The abandoned agricultural land of North west Scotland: the potential contribution towards a sustainable future.


Angus Leigh.

Project type

MSc dissertation.


Soils and sustainability.

History; Agriculture; Soils Science; Geosciences.


Getmapping Plc Aerial Imagery.

Publishing Institution

University of Edinburgh.


In North West Scotland there are considerable tracts of land that once produced a wide range of crops and supported a large population. Today this land is invariably used simply as rough grazing and many of the townships and villages are uninhabited. This study examined the potential of bringing the historic cultivated land back into production, not just to meet demands for food security but also to fulfil its role within the wider ecosystem. A means of quantifying the land was developed and tested to provide figures that can guide policy. Soil quality and land capability is assessed at a variety of different locations to determine if it retains the potential it once had. The research reveals there could be tens of thousands of hectares of historic cultivated land in NW Scotland and that a significant proportion is suitable for crop production.

Aims & Objectives


The past techniques for cultivation required the formation of raised soil beds, variously described as ‘lazy beds’, run rig, and rig and furrow, to provide a suitable environment in which crops could grow. Despite having been abandoned for 60 years or more, the distinct profile of these remain quite clearly visible at ground level and particularly from the air. The availability of high quality aerial imagery now provides an opportunity to identify this land without the need for intensive ground surveys. Furthermore, as the imagery is georeferenced, it can be quantified using GIS. Identification and quantification is an essential first step in assessing if this land holds potential for the production of crops once again.

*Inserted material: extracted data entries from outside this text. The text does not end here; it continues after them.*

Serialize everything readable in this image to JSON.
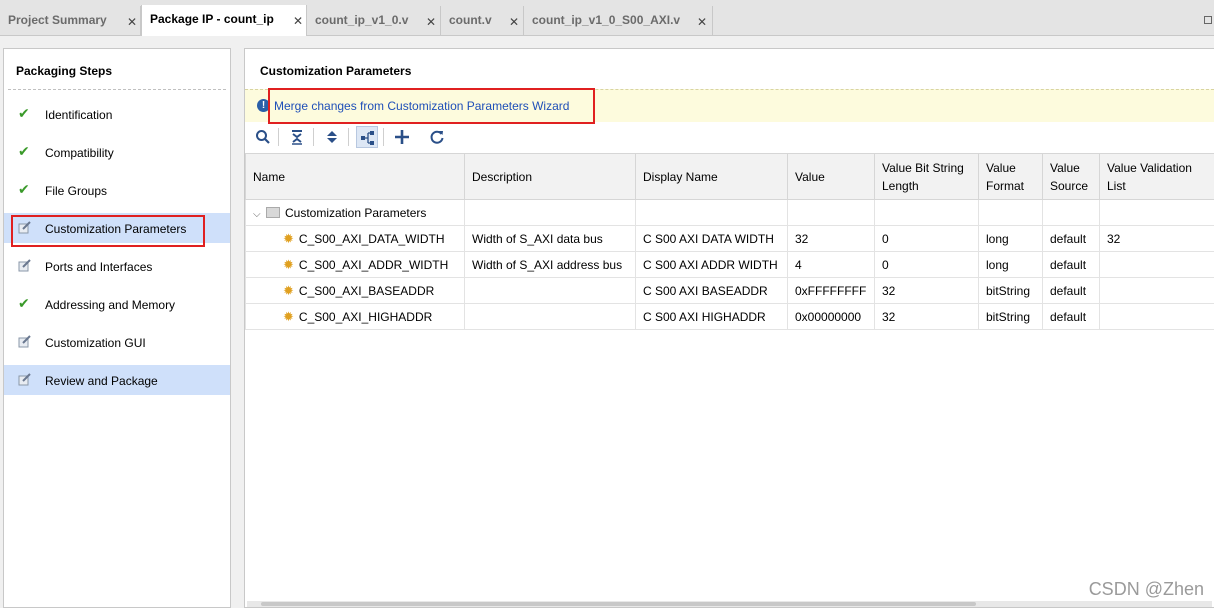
{
  "tabs": [
    {
      "label": "Project Summary"
    },
    {
      "label": "Package IP - count_ip"
    },
    {
      "label": "count_ip_v1_0.v"
    },
    {
      "label": "count.v"
    },
    {
      "label": "count_ip_v1_0_S00_AXI.v"
    }
  ],
  "sidebar": {
    "title": "Packaging Steps",
    "steps": [
      {
        "label": "Identification",
        "status": "check-icon"
      },
      {
        "label": "Compatibility",
        "status": "check-icon"
      },
      {
        "label": "File Groups",
        "status": "check-icon"
      },
      {
        "label": "Customization Parameters",
        "status": "edit-icon"
      },
      {
        "label": "Ports and Interfaces",
        "status": "edit-icon"
      },
      {
        "label": "Addressing and Memory",
        "status": "check-icon"
      },
      {
        "label": "Customization GUI",
        "status": "edit-icon"
      },
      {
        "label": "Review and Package",
        "status": "edit-icon"
      }
    ]
  },
  "main": {
    "title": "Customization Parameters",
    "info_link": "Merge changes from Customization Parameters Wizard",
    "toolbar_icons": [
      "search-icon",
      "collapse-all-icon",
      "expand-all-icon",
      "hierarchy-icon",
      "add-icon",
      "refresh-icon"
    ],
    "table": {
      "headers": [
        "Name",
        "Description",
        "Display Name",
        "Value",
        "Value Bit String Length",
        "Value Format",
        "Value Source",
        "Value Validation List"
      ],
      "group": "Customization Parameters",
      "rows": [
        [
          "C_S00_AXI_DATA_WIDTH",
          "Width of S_AXI data bus",
          "C S00 AXI DATA WIDTH",
          "32",
          "0",
          "long",
          "default",
          "32"
        ],
        [
          "C_S00_AXI_ADDR_WIDTH",
          "Width of S_AXI address bus",
          "C S00 AXI ADDR WIDTH",
          "4",
          "0",
          "long",
          "default",
          ""
        ],
        [
          "C_S00_AXI_BASEADDR",
          "",
          "C S00 AXI BASEADDR",
          "0xFFFFFFFF",
          "32",
          "bitString",
          "default",
          ""
        ],
        [
          "C_S00_AXI_HIGHADDR",
          "",
          "C S00 AXI HIGHADDR",
          "0x00000000",
          "32",
          "bitString",
          "default",
          ""
        ]
      ]
    }
  },
  "watermark": "CSDN @Zhen ",
  "colors": {
    "accent": "#1f4fb8",
    "selected": "#cfe0fa",
    "highlight_box": "#e02020",
    "check": "#3a9a2a",
    "info_bg": "#fdfbdd"
  }
}
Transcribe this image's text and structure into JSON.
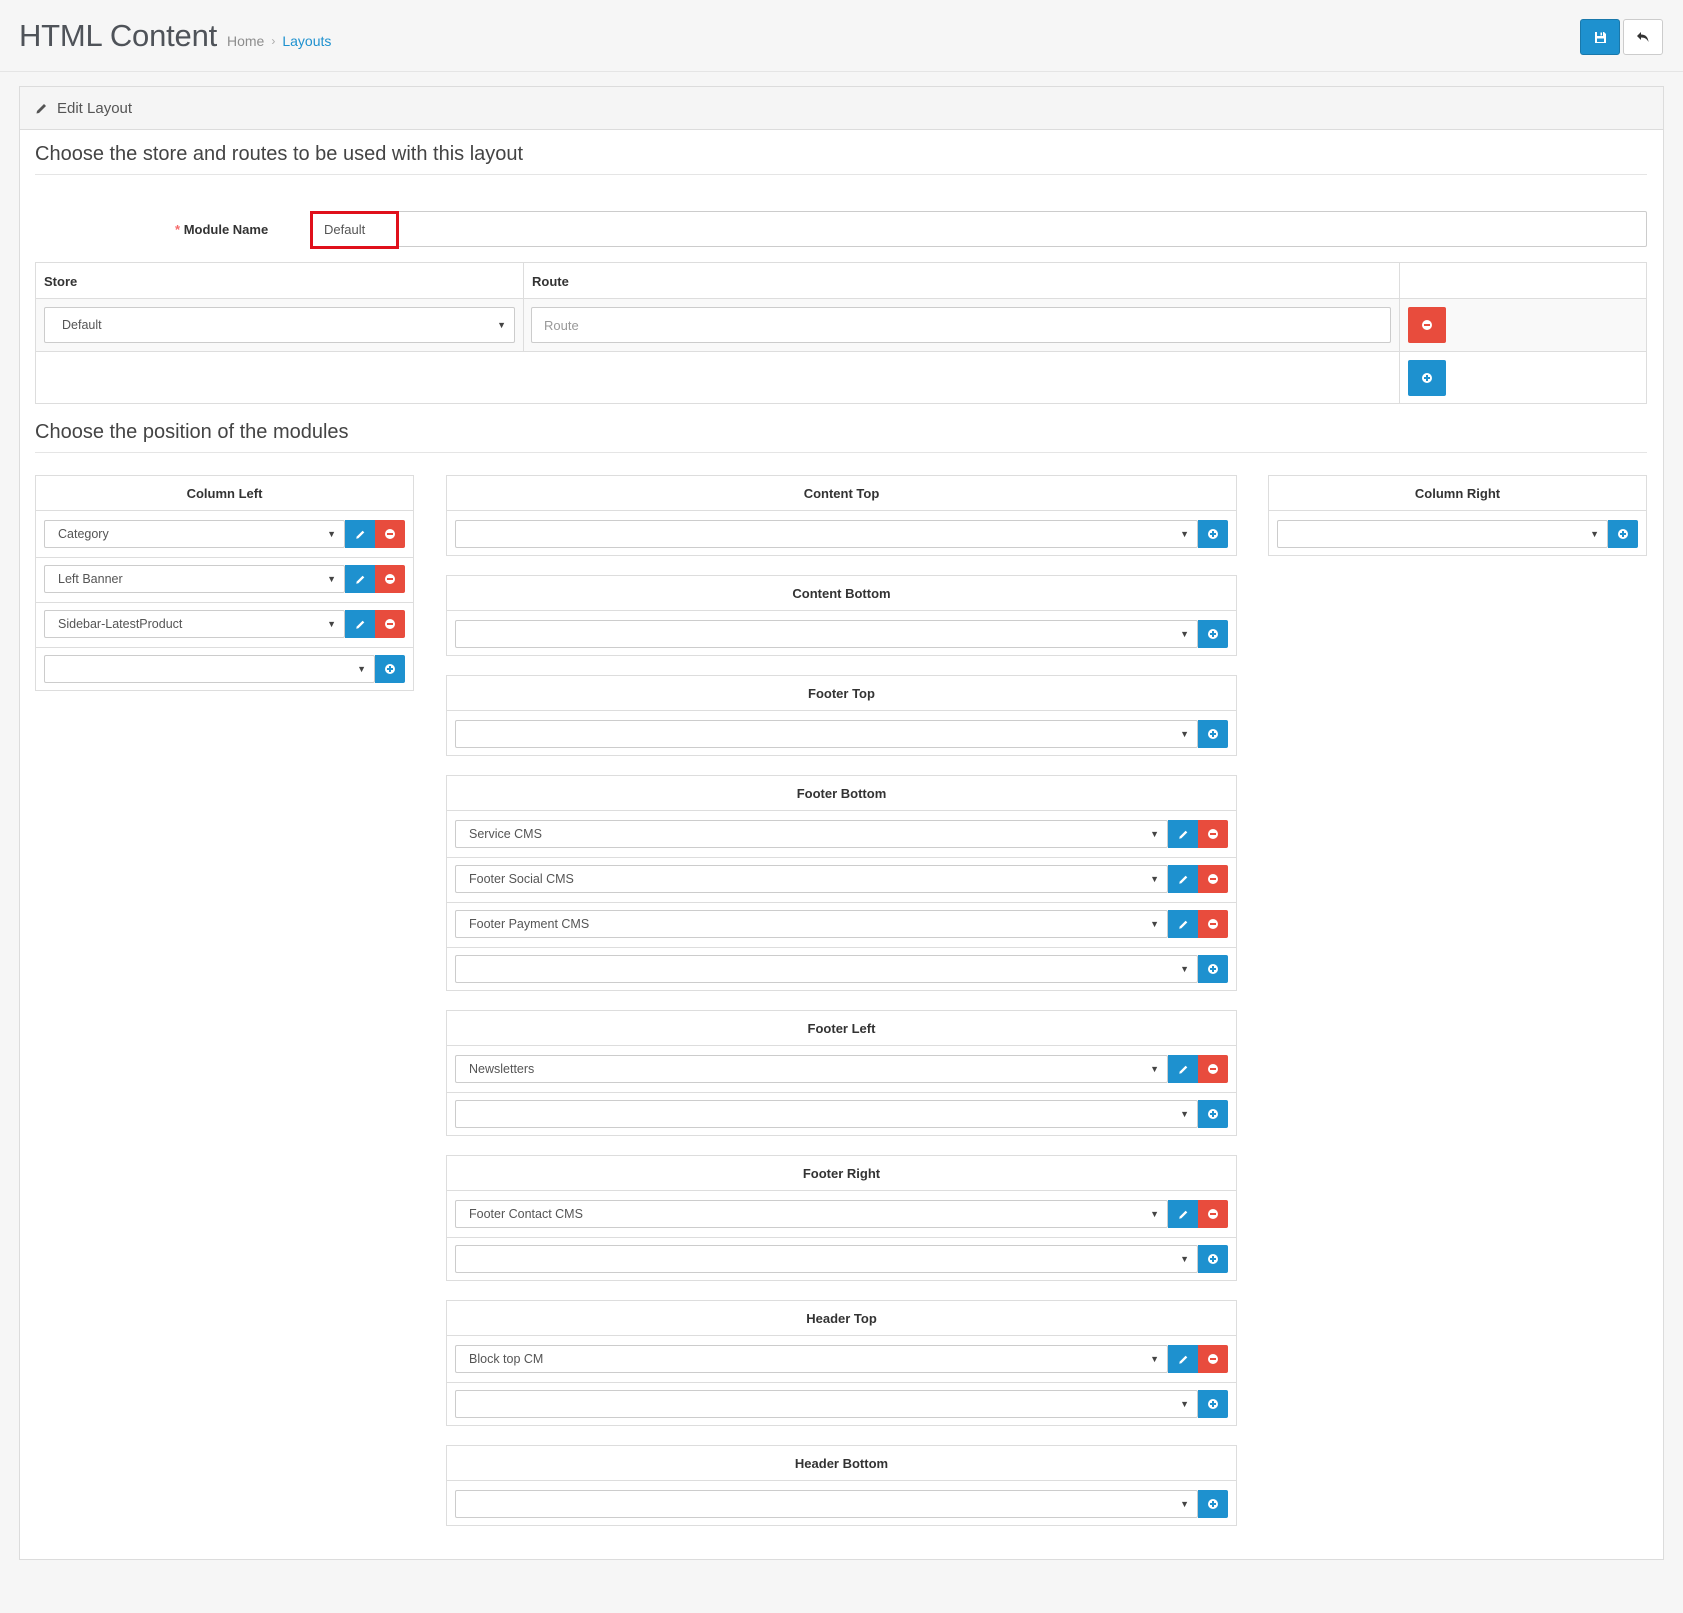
{
  "header": {
    "title": "HTML Content",
    "breadcrumb": {
      "home": "Home",
      "separator": "›",
      "current": "Layouts"
    }
  },
  "toolbar": {
    "save_icon": "save-icon",
    "back_icon": "reply-icon"
  },
  "panel": {
    "heading_icon": "pencil-icon",
    "heading": "Edit Layout",
    "section_routes": "Choose the store and routes to be used with this layout",
    "section_modules": "Choose the position of the modules"
  },
  "form": {
    "module_name_required": "*",
    "module_name_label": "Module Name",
    "module_name_value": "Default"
  },
  "routes_table": {
    "headers": {
      "store": "Store",
      "route": "Route"
    },
    "row": {
      "store_value": "Default",
      "route_placeholder": "Route"
    }
  },
  "positions": {
    "column_left": {
      "title": "Column Left",
      "modules": [
        "Category",
        "Left Banner",
        "Sidebar-LatestProduct"
      ]
    },
    "content_top": {
      "title": "Content Top",
      "modules": []
    },
    "column_right": {
      "title": "Column Right",
      "modules": []
    },
    "content_bottom": {
      "title": "Content Bottom",
      "modules": []
    },
    "footer_top": {
      "title": "Footer Top",
      "modules": []
    },
    "footer_bottom": {
      "title": "Footer Bottom",
      "modules": [
        "Service CMS",
        "Footer Social CMS",
        "Footer Payment CMS"
      ]
    },
    "footer_left": {
      "title": "Footer Left",
      "modules": [
        "Newsletters"
      ]
    },
    "footer_right": {
      "title": "Footer Right",
      "modules": [
        "Footer Contact CMS"
      ]
    },
    "header_top": {
      "title": "Header Top",
      "modules": [
        "Block top CM"
      ]
    },
    "header_bottom": {
      "title": "Header Bottom",
      "modules": []
    }
  },
  "colors": {
    "primary": "#1e91cf",
    "danger": "#e84c3d",
    "highlight": "#e0101b"
  }
}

Site visits were carried out to ensure the sites of historic cultivated land had been correctly identified, an important process given that the rig and furrow could be confused with old peat cuttings, turf stripping, drainage improvements and even rows of newly cut hay. This highlighted the need for high quality imagery in order to easily differentiate between the different land uses and to therefore accurately quantify the historic cultivated land itself.

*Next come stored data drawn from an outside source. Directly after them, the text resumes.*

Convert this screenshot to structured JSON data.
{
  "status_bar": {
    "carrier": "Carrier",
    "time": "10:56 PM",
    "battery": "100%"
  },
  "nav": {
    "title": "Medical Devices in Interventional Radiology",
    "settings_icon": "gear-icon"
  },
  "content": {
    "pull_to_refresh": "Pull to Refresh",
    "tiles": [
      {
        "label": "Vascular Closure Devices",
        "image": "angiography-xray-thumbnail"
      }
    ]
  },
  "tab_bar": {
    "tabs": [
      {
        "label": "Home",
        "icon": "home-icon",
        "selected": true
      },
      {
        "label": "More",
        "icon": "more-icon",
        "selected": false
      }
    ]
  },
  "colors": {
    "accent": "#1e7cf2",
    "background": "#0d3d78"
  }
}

In every case, the historic cultivated land was identified correctly as a result of the fine detail of the imagery. This also meant it was possible to digitise the boundaries of each tract of land with a high degree of accuracy and therefore produce a precise figure for the overall area of land being studied. Having access to the imagery was particularly convenient in light of the extent of the geographical area under consideration.

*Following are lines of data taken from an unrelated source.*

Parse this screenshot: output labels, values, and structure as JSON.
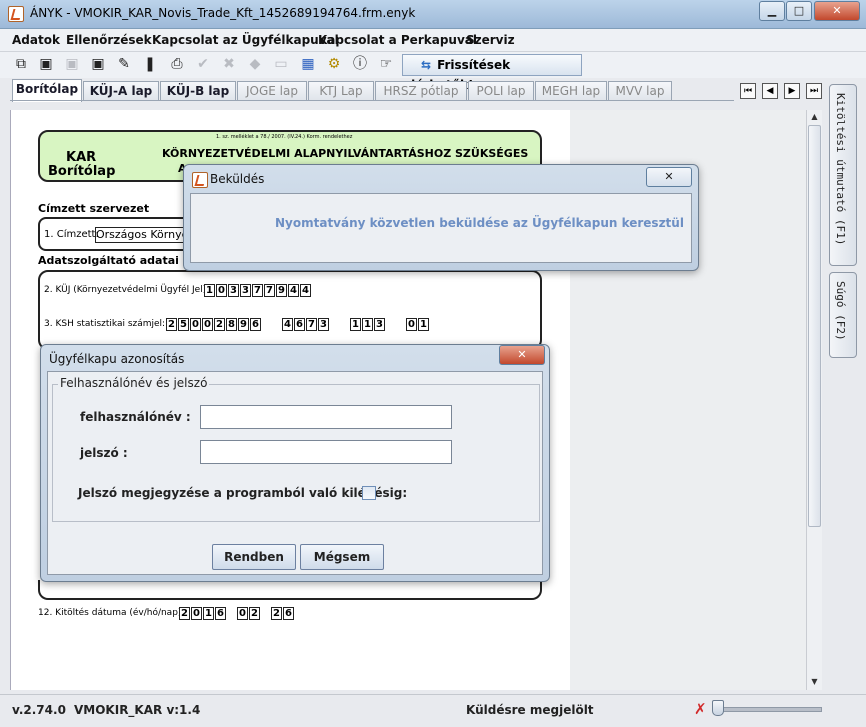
{
  "window": {
    "title": "ÁNYK - VMOKIR_KAR_Novis_Trade_Kft_1452689194764.frm.enyk"
  },
  "menu": [
    "Adatok",
    "Ellenőrzések",
    "Kapcsolat az Ügyfélkapuval",
    "Kapcsolat a Perkapuval",
    "Szerviz"
  ],
  "toolbar": {
    "update_label": "Frissítések elérhetők!"
  },
  "tabs": [
    {
      "label": "Borítólap",
      "enabled": true,
      "selected": true
    },
    {
      "label": "KÜJ-A lap",
      "enabled": true
    },
    {
      "label": "KÜJ-B lap",
      "enabled": true
    },
    {
      "label": "JOGE lap",
      "enabled": false
    },
    {
      "label": "KTJ Lap",
      "enabled": false
    },
    {
      "label": "HRSZ pótlap",
      "enabled": false
    },
    {
      "label": "POLI lap",
      "enabled": false
    },
    {
      "label": "MEGH lap",
      "enabled": false
    },
    {
      "label": "MVV lap",
      "enabled": false
    }
  ],
  "side_tabs": {
    "guide": "Kitöltési útmutató (F1)",
    "help": "Súgó (F2)"
  },
  "form": {
    "decree": "1. sz. melléklet a 78./ 2007. (IV.24.) Korm. rendelethez",
    "kar_title": "KAR",
    "kar_subtitle": "Borítólap",
    "main_title": "KÖRNYEZETVÉDELMI ALAPNYILVÁNTARTÁSHOZ SZÜKSÉGES",
    "main_title_2": "A",
    "recipient_section": "Címzett szervezet",
    "recipient_label": "1. Címzett:",
    "recipient_value": "Országos Környez",
    "provider_section": "Adatszolgáltató adatai",
    "kuj_label": "2. KÜJ (Környezetvédelmi Ügyfél Jel):",
    "kuj_digits": [
      "1",
      "0",
      "3",
      "3",
      "7",
      "7",
      "9",
      "4",
      "4"
    ],
    "ksh_label": "3. KSH statisztikai számjel:",
    "ksh_groups": [
      [
        "2",
        "5",
        "0",
        "0",
        "2",
        "8",
        "9",
        "6"
      ],
      [
        "4",
        "6",
        "7",
        "3"
      ],
      [
        "1",
        "1",
        "3"
      ],
      [
        "0",
        "1"
      ]
    ],
    "date_label": "12. Kitöltés dátuma (év/hó/nap):",
    "date_groups": [
      [
        "2",
        "0",
        "1",
        "6"
      ],
      [
        "0",
        "2"
      ],
      [
        "2",
        "6"
      ]
    ]
  },
  "dialog_send": {
    "title": "Beküldés",
    "message": "Nyomtatvány közvetlen beküldése az Ügyfélkapun keresztül"
  },
  "dialog_login": {
    "title": "Ügyfélkapu azonosítás",
    "group_label": "Felhasználónév és jelszó",
    "username_label": "felhasználónév :",
    "username_value": "",
    "password_label": "jelszó :",
    "password_value": "",
    "remember_label": "Jelszó megjegyzése a programból való kilépésig:",
    "remember_checked": false,
    "ok_label": "Rendben",
    "cancel_label": "Mégsem"
  },
  "status": {
    "version": "v.2.74.0",
    "form_version": "VMOKIR_KAR v:1.4",
    "state": "Küldésre megjelölt"
  }
}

It was not possible to quantify the historic cultivated land for the whole of the Crofting Counties due to time constraints but it was possible to do so for a smaller selected area. It allowed the establishment of a procedure that was proven on a small scale and could be scaled up in the future. The process not only quantifies the overall amount of historic cultivated land in the area under review but also provides information such as the total number of tracts and their individual areas. Particularly beneficial is the ability to categorise the land according to its potential and to store this data within the GIS database, to be accessed in the future perhaps to assist with policy making for local development or for land management purposes. Based on the information gained during site visits to assess the soil and site conditions it appears likely that the aerial imagery is of suitable quality to allow fairly reliable categorisation using desk based research alone.